There were many other roles in series’ or one-off plays. She was in the lesbian coming-of-age drama ‘Oranges Are Not The Only Fruit’, and a violent lesbian road-movie called ‘Butterfly Kiss’. She was in Agatha Christie’s ‘Poirot’ and the long-long-running medical soap ‘Casualty’, but I sort of lose sight of her till the last few seconds of the British Horror Film ‘The Cottage’ in 2008. I think she did something to her hair.

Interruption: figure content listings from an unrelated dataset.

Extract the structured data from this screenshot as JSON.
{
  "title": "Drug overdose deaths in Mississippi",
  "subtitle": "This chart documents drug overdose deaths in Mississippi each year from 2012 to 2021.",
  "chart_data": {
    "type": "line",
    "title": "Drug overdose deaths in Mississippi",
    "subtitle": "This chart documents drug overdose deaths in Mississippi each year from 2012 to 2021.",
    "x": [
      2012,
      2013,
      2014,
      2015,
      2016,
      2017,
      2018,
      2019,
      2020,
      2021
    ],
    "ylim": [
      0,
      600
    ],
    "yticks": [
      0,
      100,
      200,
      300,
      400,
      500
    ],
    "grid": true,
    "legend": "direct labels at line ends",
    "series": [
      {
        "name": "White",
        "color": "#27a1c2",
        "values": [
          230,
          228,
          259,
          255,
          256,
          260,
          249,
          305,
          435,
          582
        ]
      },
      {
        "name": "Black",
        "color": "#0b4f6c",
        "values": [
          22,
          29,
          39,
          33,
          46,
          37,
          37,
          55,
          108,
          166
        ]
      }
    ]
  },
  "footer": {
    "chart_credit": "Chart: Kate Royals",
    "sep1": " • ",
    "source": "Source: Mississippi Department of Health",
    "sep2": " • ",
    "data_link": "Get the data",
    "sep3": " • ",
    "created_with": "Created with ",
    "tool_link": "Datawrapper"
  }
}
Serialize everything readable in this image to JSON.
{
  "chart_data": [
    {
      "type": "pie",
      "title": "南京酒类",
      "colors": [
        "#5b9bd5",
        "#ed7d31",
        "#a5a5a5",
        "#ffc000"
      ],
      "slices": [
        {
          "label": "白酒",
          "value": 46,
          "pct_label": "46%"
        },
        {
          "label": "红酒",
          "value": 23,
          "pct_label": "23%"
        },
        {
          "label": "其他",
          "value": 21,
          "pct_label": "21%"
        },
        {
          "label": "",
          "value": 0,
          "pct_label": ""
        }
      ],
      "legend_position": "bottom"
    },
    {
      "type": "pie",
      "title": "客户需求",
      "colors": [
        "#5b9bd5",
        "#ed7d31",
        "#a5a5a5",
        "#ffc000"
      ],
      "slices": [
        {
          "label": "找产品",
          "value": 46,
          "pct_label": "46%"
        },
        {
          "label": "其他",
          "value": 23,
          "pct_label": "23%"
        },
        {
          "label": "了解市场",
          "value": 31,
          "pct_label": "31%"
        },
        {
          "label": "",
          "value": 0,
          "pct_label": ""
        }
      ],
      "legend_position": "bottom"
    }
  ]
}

By the magic of IMDb I’ll be doing some catching up.

UPDATE : She had a leading role in 1990s police surgeon drama Dangerfield! Sadly I didn’t watch it as a protest against the rise of waterproof nylon padded jackets in prime-time drama shows.

(I know absolutely nothing about her private life… Tutti Frutti, Your Cheatin’ Heart, The Steamie, Butterfly Kiss, Oranges Are Not The Only Fruit,  Taking Over the Asylum and The Cottage are all on DVD and are well worth buying.).

Richard Hope and Katy Murphy in a BBC play called ‘Itch’.

5 thoughts on “I love Katy Murphy

  1. “Miss Toner” – absolutely! I am currently watching TOTA; I remembered her and Ken Stott, but not David Tennant.
    I seem to recall that around the time of “Mike and Angelo” (I think it was) Katy briefly appeared as herself in something, and she was having or had had a baby.